Being emotionally dead was a serious condition. She needed to replenish the energy she was at a loss to explain how it got away from her. ‘I can break you.’
She knew that her dependency on him had to be seen as an addiction, ‘Dianne’s’ addiction. She slid into the hot water, a rag doll, her features out of focus in the mirror, far away from her conscious being. She closed her eyes as if to brace herself from a fall. To reach the green fields, the other side of the mountain, you had to climb hills. All of life is drama and drama is a painful way of learning, Dianne and you are slowly becoming a master at that. Even when he wasn’t there in the house with her, she could hear him breathing down her neck, stalking her as if she was prey, carrion, talking to her as if she blind. It was too late for her to learn how to look after herself. She had to be joined to another soul to feel strangely creative. That was part of her generation’s Iifestyle.
‘I can’t be held responsible for your behaviour, Dianne. You’re behaving like a child, talking like one, acting like one. Does that make you feel brave, standing up to me?’
Tea, a private affair for her, always helped to put everything away, to shut the face of her depression up as far as humanly possible. In a time capsule it had more perspective. She could let go of the song of the wind in her hair and him trailing markers of black lines wherever he went and beneath the highs of that surface (of those lines) laid alarm, still waters, the intertwined remains of a girl. She would leave the bag in a mug, pour boiling water over the teabag and leave it for a few minutes so that the flavour of the tea could strengthen. For her ‘going out, flying away for the evening or afternoon’ face she would stand in the bathroom curling her eyelashes making Hollywood-lashes, applying lipstick, rouge, scent and powder but for now she relaxed and opened the hot water tap again.
She noticed her hands couldn’t stop shaking. She focused all her attention on them and willed it to stop while recalling the previous day’s conversation.
‘You’re late. Where were you?’
‘I was out walking.’
‘No, I’m not.’
‘So, you feel you don’t have to explain yourself to me.’
‘You’re not giving me a chance to explain.’
‘I don’t think I want to listen to anything you have to say. I don’t want to have to listen to more of your lies.’
‘Do you have to be so cold?’
In her community a violent society meant a heightened sense of awareness of crime, criminals walking the street not a man raising his hand to a woman.
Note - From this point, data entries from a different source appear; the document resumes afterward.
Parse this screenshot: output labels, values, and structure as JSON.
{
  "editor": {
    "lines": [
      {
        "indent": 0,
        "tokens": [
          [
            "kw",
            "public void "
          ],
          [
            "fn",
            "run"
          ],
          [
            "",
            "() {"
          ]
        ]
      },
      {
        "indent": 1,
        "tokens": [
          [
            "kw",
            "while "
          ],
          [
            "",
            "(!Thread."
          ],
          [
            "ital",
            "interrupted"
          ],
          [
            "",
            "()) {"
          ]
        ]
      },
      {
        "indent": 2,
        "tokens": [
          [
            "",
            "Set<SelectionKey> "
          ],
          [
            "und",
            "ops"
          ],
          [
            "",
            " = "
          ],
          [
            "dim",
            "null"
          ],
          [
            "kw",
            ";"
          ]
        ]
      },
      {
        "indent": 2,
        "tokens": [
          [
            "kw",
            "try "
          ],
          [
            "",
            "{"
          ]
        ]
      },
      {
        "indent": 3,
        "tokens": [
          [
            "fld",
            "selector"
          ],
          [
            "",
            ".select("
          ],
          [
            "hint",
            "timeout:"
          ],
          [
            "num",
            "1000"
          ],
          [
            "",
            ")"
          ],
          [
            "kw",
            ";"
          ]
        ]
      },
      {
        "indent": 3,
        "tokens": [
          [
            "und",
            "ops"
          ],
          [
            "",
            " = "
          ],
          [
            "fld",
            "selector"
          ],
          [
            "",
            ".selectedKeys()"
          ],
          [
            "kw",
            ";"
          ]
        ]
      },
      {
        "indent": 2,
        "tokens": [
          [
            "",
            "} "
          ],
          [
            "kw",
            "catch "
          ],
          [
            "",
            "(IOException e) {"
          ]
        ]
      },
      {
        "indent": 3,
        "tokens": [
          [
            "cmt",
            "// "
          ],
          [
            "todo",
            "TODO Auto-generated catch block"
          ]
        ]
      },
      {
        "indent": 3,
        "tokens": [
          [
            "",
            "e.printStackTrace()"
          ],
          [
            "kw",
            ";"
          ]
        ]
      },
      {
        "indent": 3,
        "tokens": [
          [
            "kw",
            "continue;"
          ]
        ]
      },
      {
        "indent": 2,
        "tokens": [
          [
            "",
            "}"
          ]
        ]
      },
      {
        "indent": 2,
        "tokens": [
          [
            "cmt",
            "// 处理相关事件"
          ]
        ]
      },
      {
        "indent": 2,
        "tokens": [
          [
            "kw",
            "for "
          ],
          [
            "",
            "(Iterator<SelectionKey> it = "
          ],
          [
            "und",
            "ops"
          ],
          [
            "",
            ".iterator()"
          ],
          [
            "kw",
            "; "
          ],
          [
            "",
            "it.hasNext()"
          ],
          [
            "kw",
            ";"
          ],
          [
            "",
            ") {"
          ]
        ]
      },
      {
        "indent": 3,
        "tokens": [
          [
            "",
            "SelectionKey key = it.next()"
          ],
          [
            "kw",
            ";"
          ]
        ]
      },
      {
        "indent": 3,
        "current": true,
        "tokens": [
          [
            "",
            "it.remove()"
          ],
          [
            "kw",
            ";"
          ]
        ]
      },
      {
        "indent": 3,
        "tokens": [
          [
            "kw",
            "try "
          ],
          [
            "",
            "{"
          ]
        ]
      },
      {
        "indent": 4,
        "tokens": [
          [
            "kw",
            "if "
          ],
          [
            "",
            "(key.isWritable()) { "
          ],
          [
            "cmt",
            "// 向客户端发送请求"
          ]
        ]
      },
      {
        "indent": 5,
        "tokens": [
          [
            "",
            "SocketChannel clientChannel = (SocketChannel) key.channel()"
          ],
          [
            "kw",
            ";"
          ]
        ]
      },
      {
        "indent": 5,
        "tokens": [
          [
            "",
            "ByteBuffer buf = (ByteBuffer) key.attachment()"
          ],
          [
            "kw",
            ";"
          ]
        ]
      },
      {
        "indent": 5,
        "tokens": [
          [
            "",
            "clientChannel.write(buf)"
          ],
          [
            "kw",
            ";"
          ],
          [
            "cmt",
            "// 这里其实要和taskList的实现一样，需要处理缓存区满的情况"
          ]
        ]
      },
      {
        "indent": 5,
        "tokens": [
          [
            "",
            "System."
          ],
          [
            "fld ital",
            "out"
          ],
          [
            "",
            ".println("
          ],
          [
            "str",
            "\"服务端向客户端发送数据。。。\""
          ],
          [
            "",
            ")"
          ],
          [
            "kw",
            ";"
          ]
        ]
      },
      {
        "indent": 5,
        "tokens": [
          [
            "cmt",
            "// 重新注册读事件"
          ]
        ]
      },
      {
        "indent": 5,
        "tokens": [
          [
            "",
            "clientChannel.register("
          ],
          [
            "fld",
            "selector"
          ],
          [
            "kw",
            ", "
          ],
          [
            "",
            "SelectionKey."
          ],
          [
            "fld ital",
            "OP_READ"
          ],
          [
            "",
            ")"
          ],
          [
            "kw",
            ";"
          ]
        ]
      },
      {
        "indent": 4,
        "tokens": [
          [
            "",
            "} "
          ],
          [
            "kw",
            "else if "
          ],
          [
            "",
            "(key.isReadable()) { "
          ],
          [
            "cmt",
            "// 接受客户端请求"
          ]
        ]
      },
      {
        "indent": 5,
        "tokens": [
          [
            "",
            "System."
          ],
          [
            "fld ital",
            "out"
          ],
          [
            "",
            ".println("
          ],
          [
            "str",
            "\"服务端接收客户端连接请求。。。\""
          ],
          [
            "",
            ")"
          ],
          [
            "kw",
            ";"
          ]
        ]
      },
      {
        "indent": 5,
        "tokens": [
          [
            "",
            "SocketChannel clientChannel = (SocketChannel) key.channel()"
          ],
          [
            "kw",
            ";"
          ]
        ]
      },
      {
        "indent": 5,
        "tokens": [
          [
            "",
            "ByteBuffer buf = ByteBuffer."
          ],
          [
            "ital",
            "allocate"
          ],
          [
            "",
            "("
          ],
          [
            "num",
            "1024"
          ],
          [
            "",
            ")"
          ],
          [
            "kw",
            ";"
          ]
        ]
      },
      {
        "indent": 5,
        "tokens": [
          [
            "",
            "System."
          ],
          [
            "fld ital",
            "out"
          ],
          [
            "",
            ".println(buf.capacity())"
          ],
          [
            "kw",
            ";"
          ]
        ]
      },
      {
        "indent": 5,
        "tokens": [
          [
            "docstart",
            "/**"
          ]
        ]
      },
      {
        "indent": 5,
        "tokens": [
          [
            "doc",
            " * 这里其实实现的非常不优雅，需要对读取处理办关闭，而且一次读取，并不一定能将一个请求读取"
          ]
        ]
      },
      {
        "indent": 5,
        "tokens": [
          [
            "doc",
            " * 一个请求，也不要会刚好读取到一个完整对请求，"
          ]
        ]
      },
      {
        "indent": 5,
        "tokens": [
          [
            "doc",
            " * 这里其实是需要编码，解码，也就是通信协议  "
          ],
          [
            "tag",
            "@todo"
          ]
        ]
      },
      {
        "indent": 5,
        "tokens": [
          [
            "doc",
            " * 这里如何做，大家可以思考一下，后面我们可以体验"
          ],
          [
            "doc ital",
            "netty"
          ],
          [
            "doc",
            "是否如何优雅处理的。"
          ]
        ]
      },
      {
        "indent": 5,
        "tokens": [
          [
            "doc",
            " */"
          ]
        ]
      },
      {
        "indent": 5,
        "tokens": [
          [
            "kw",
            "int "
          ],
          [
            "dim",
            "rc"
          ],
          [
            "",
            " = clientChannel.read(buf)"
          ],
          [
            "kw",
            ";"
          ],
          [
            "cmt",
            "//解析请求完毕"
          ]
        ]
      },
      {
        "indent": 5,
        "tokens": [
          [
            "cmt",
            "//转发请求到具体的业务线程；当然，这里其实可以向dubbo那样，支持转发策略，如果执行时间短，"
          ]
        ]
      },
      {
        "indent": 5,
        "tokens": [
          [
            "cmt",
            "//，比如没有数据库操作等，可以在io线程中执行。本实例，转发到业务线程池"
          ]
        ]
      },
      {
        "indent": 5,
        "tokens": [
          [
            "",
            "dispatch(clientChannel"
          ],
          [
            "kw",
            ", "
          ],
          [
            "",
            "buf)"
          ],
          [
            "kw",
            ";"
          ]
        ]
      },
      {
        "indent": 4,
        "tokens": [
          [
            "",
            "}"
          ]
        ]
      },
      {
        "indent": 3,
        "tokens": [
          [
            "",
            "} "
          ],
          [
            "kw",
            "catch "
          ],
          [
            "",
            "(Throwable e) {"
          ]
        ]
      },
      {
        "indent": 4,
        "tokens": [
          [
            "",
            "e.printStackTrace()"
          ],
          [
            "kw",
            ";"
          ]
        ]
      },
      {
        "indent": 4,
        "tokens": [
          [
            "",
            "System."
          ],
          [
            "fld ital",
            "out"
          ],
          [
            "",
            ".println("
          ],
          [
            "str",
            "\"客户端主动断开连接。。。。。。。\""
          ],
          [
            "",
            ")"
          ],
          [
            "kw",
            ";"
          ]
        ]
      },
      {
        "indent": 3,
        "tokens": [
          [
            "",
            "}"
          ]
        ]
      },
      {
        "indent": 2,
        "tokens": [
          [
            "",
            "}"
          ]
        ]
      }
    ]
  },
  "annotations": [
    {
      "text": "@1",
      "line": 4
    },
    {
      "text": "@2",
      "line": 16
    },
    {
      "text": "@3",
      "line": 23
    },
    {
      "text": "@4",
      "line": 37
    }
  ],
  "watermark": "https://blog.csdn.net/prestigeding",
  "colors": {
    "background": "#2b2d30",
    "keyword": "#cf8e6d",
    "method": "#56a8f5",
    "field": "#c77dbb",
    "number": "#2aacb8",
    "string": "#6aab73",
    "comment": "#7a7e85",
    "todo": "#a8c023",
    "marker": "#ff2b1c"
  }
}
So she would continue to feel like a foreigner in their home (it was her home too, after all she was the one who kept the home fires burning), struggle against his fury even if it was futile. She packed away the empty bottles of wine where he would not find them and every evening she would compose herself before he came home. If she conceived, the child would be demanding but her splintered life would come full circle and her spiritual quest that had spread for most of her life out in front of her would come to an end, normality would reign. But would that be enough? She remembered the day at the beach, waves crashing over her head, bluish sky, while inside she felt miserable, homeless while the commodity of the sun burned up, leaving her a luminous falling angel.